Lors de sa dernière session avant les élections législatives de février 2025, le Parlement du Liechtenstein (Landtag), principauté alémanique de 38 000 habitants, commencera, le 4 décembre prochain, à délibérer sur l’avenir du seul média public du pays, Radio Liechtenstein, lors de la dernière session parlementaire avant les élections législatives de février 2025. Le référendum tenu le 27 octobre dernier a abouti à la décision d’abroger la loi sur le service public audiovisuel. Le vote populaire est intervenu à l’initiative du parti d’opposition, Démocrates pour le Liechtenstein (DpL), qui dénonçait les coûts croissants de la radio pour les finances d’État, estimant que ces dépenses étaient disproportionnées par rapport à la qualité des programmes et aux faibles subventions accordées aux médias privés. Les députés décideront de la mise en œuvre du vote populaire, en fixant notamment la date de fin effective du service public – prévue pour fin 2025, mais modifiable par la loi – ainsi que les modalités d’une éventuelle privatisation, qui pourrait être le seul moyen de survie pour la radio.

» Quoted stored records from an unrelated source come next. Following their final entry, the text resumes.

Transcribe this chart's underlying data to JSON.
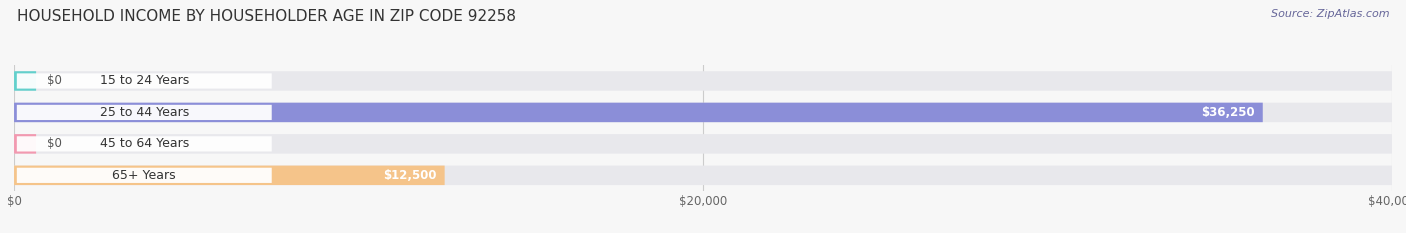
{
  "title": "HOUSEHOLD INCOME BY HOUSEHOLDER AGE IN ZIP CODE 92258",
  "source": "Source: ZipAtlas.com",
  "categories": [
    "15 to 24 Years",
    "25 to 44 Years",
    "45 to 64 Years",
    "65+ Years"
  ],
  "values": [
    0,
    36250,
    0,
    12500
  ],
  "bar_colors": [
    "#62d0cc",
    "#8b8ed8",
    "#f299b0",
    "#f5c48a"
  ],
  "label_bg_color": "#ffffff",
  "background_color": "#f7f7f7",
  "bar_bg_color": "#e8e8ec",
  "xlim": [
    0,
    40000
  ],
  "xticks": [
    0,
    20000,
    40000
  ],
  "xtick_labels": [
    "$0",
    "$20,000",
    "$40,000"
  ],
  "bar_height": 0.62,
  "figsize": [
    14.06,
    2.33
  ],
  "dpi": 100,
  "title_fontsize": 11,
  "source_fontsize": 8,
  "label_fontsize": 9,
  "value_fontsize": 8.5
}
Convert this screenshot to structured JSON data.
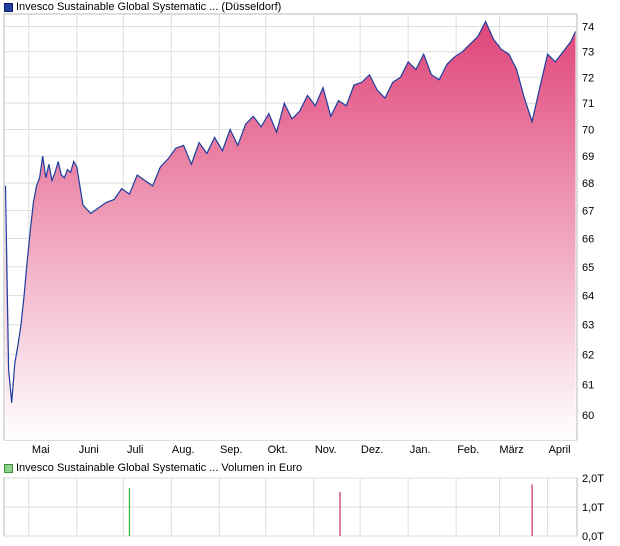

Selon la version actuelle de la loi sur le soutien aux médias, dont la réforme doit également être votée par le Parlement début décembre, Radio Liechtenstein aurait droit, une fois privatisée, à environ 800 000 francs suisses (858 000 euros) au lieu des 4 millions francs suisses (4,3 millions d’euros) qu’elle reçoit actuellement en tant qu’entité publique. Cette baisse drastique de son budget, couplée avec le court délai accordé pour la mise en œuvre du résultat du référendum, met en danger l’existence même de la radio, alors qu’elle commence à prendre des mesures pour améliorer son efficacité.
“Nous respectons la volonté du peuple liechtensteinois exprimée dans ce référendum. Cependant, son résultat menace un pilier de la démocratie dans la principauté : l’indépendance et le pluralisme du journalisme. Radio Liechtenstein est en train de vivre le cauchemar qui hante l’ensemble de l’audiovisuel public européen : la disparition ou la privatisation. Nous demandons au Parlement de faire preuve de responsabilité, en reportant , au moins jusqu’à fin 2026, la privatisation, pour donner à la radio le temps de se préparer à la transition et de pouvoir imposer des garanties à son futur investisseur, afin que la station conserve son indépendance éditoriale, son pluralisme interne et sa capacité à produire des contenus d’information.
En respectant ces conditions – pour lesquelles RSF a plaidé lors d’une réunion avec le ministère chargé des médias le 28 novembre dernier – le Parlement s'alignerait sur les dispositions relatives aux médias publics et privés inscrites dans la législation européenne sur la liberté des médias (EMFA), que le Liechtenstein s’apprête à appliquer sur le plan national. Bien qu’il ne soit pas membre de l’Union européenne (UE), le Liechtenstein fait partie de l’Espace économique européen – une alliance économique de pays intégrés dans le marché intérieur de l’UE –, et est ainsi soumis à l’EMFA.
Le pluralisme des médias au Liechtenstein avait déjà du plomb dans l’aile avec la disparition, en mars 2023 pour des raisons financières, d’un des deux quotidiens du pays, le Liechtensteiner Volksblatt. Les habitants de la principauté n’ont désormais accès qu’à un seul quotidien national, le Vaterland, et à une seule chaîne de télévision nationale – privée –, la 1FLTV.
Dans toute l’Europe, des partis d’extrême droite,tel le Rassemblement national en France, prônent la privatisation de l’audiovisuel public, menaçant ainsi l’accès des citoyens à une information fiable, indépendante et pluraliste.
Le Liechtenstein se situe à la 15e place sur 180 pays et territoires dans le Classement mondial de la liberté de la presse établi par RSF en 2024.